August is also the time of the Perseids, our hemisphere’s most sensational meteor shower. Or at least, they used to hold that title. Prescott is a longtime connoisseur of comets.

But while some of us lay on our picnic blankets and stare at the sky, Prescott aims higher. Why admire celestial beings when you can be a shooting star yourself?

Yes, yes, the Lobby is lovely and all, but …

Prescott has been training for the Perseids for much of her life. Why else do you think she sprints down the Quinn’s Corner hallway every time the doors open?

She is not following the wet food cart back to the kitchen. She is not expanding her territory. (She already owns everything.)

She is certainly not having fun at slowpoke humans’ expense. (Queen Prescott the Great and Good would never do such a thing.)

She is being a comet, so everyone can make a wish as she shimmers through their orbit. (Wishes made on Prescott all come true.)

But when you are a cat turned comet, not even Quinn’s Corner is a wide enough sky. Which brings us to the most exciting element of Awesome August.

Prescott has secured citizenship to another universe.

… there’s a whole ‘nother universe in that Community Room, you know.

No one witnessed first contact. It appeared to be an ordinary day. But if something looks “ordinary” at Tabby’s Place, that just means you are not looking hard enough.

And soon, everyone was looking for Prescott. Our moonshadow has many nooks and nestling-beds in the Lobby, but she was not in any of them. She was not lovestruck in a lap. The Quinn’s Corner hallway was quiet, with no Prescott pitter-patter.

Dear sponsors, to tell the truth, we were getting worried.

But just when it seemed Prescott had turned to pixie dust, our Administrative Assistant gasped. The Queen was fine; long live the Queen!

The Queen was just … on top of the 6′ filing cabinet in the Community Room.

Our Administrative Assistant’s desk was clearly missing a Prescott.

If this were an “ordinary” cat, everyone would ask how it happened.

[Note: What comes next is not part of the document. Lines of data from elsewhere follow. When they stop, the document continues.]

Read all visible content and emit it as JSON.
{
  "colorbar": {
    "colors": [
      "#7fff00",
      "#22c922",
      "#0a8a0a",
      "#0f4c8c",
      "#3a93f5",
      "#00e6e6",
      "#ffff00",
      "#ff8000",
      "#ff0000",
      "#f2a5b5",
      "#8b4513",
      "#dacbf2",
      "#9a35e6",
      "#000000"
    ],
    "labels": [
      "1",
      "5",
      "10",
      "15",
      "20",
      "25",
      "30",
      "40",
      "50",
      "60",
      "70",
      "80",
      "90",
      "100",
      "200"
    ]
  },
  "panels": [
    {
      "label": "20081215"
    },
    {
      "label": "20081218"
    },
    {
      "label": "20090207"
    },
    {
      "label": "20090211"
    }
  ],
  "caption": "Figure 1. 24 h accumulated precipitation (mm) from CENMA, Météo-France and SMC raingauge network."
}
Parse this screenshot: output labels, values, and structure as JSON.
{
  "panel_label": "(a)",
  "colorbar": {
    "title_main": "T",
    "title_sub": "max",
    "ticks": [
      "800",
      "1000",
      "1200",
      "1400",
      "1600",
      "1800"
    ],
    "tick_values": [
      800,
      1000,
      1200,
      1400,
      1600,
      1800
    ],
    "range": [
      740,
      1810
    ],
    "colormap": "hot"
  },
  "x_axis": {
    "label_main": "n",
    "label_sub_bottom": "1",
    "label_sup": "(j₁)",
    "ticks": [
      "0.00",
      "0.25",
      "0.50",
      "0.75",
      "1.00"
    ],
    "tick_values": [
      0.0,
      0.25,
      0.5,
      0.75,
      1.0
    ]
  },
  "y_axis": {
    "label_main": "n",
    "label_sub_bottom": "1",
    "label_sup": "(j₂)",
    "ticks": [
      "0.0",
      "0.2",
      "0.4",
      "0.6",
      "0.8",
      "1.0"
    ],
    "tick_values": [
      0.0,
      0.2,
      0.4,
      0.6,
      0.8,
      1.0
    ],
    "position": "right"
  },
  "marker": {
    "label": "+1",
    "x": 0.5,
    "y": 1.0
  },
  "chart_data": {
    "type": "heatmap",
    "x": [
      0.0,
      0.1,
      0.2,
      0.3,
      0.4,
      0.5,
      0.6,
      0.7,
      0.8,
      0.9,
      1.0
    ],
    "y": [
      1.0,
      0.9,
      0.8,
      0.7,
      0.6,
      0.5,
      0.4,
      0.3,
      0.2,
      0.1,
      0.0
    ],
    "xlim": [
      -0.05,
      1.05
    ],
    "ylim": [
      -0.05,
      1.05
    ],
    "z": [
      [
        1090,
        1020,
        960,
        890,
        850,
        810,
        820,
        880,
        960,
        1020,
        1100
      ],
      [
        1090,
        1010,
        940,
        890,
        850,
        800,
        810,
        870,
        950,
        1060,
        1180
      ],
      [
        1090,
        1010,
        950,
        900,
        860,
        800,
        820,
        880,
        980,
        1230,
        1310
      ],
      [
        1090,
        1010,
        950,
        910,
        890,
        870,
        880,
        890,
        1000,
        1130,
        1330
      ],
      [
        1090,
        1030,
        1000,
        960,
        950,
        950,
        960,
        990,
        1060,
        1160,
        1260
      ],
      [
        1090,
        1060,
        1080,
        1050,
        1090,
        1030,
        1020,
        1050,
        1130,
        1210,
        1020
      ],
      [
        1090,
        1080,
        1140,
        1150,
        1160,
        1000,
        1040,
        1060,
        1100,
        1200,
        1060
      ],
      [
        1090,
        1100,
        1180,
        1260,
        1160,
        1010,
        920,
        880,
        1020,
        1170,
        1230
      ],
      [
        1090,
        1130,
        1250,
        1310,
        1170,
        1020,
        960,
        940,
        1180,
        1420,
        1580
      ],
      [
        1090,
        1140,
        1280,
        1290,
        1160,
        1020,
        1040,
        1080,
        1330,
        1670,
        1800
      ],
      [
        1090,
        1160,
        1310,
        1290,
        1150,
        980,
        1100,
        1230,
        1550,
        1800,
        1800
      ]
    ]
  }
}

Since this was Prescott, nobody was surprised. She is a genius. She is a miracle. She is a scholar of the extraordinary (and working on getting Tabby’s Place accredited in that area).

She is now also hooked on hopping between universes.

And can you blame her? Although she weighs less than ten pounds, Prescott is larger than the entire world by any measure that matters. The Lobby is hardly enough for her.

Don’t get her wrong. The Lobby is lovely, even luscious. There are skylights and turrets and people prepared to stop everything and snuggle.

There is giddy Berry and gushy Peabody and whatever one should call the massive mirth-mammal called Bello. (If only Tabby’s Place could get accredited in Marine Biology, Prescott could finally prove that Bello is 49% walrus.) There is Hips, in all his excellent excess.

And don’t you pity this window for never before having felt the splendor of Prescott’s belly?

But the Community Room offers a respite from Hips’s excessive excellence.

The Community Room also offers … snacks.

While the Lobby cats enjoy a prescription diet to treat their gastrointestinal festivities, the Community Room cats enjoy everything edible without exception.

(OK. Technically the Community Room is also on a prescription diet to treat gastrointestinal festivities. But it is a different prescription diet, and that is interesting, and “interesting” is close enough to “everything” to be worth Prescott’s efforts.)

As Prescott sees it, there are treats shaped like stars and treats shaped like hearts. There are kibbles that taste like kabobs and niblets that taste like giblets and that one wet food with itty-bitty salad shrimps more beautiful than anything Michelangelo ever painted.

There is even a rumor that the cats in the Community Room get Oysters Rockefeller on platinum platters every Sunday night, but Prescott is still fact-checking that one.

It’s really not about the snacks…

If only we would let her.

Dear sponsors, I’m afraid I will have to leave you on a cliffhanger.

Will Prescott be permitted to streak into the Community Room with impunity, or will we have to crack down on her snack sprints? I won’t say that the fate of the entire universe is at stake … but I won’t say it isn’t.

Either way, rest assured that Prescott is indeed having an Awesome August. That has everything to do with you! Thank you for loving her so generously, and being her family.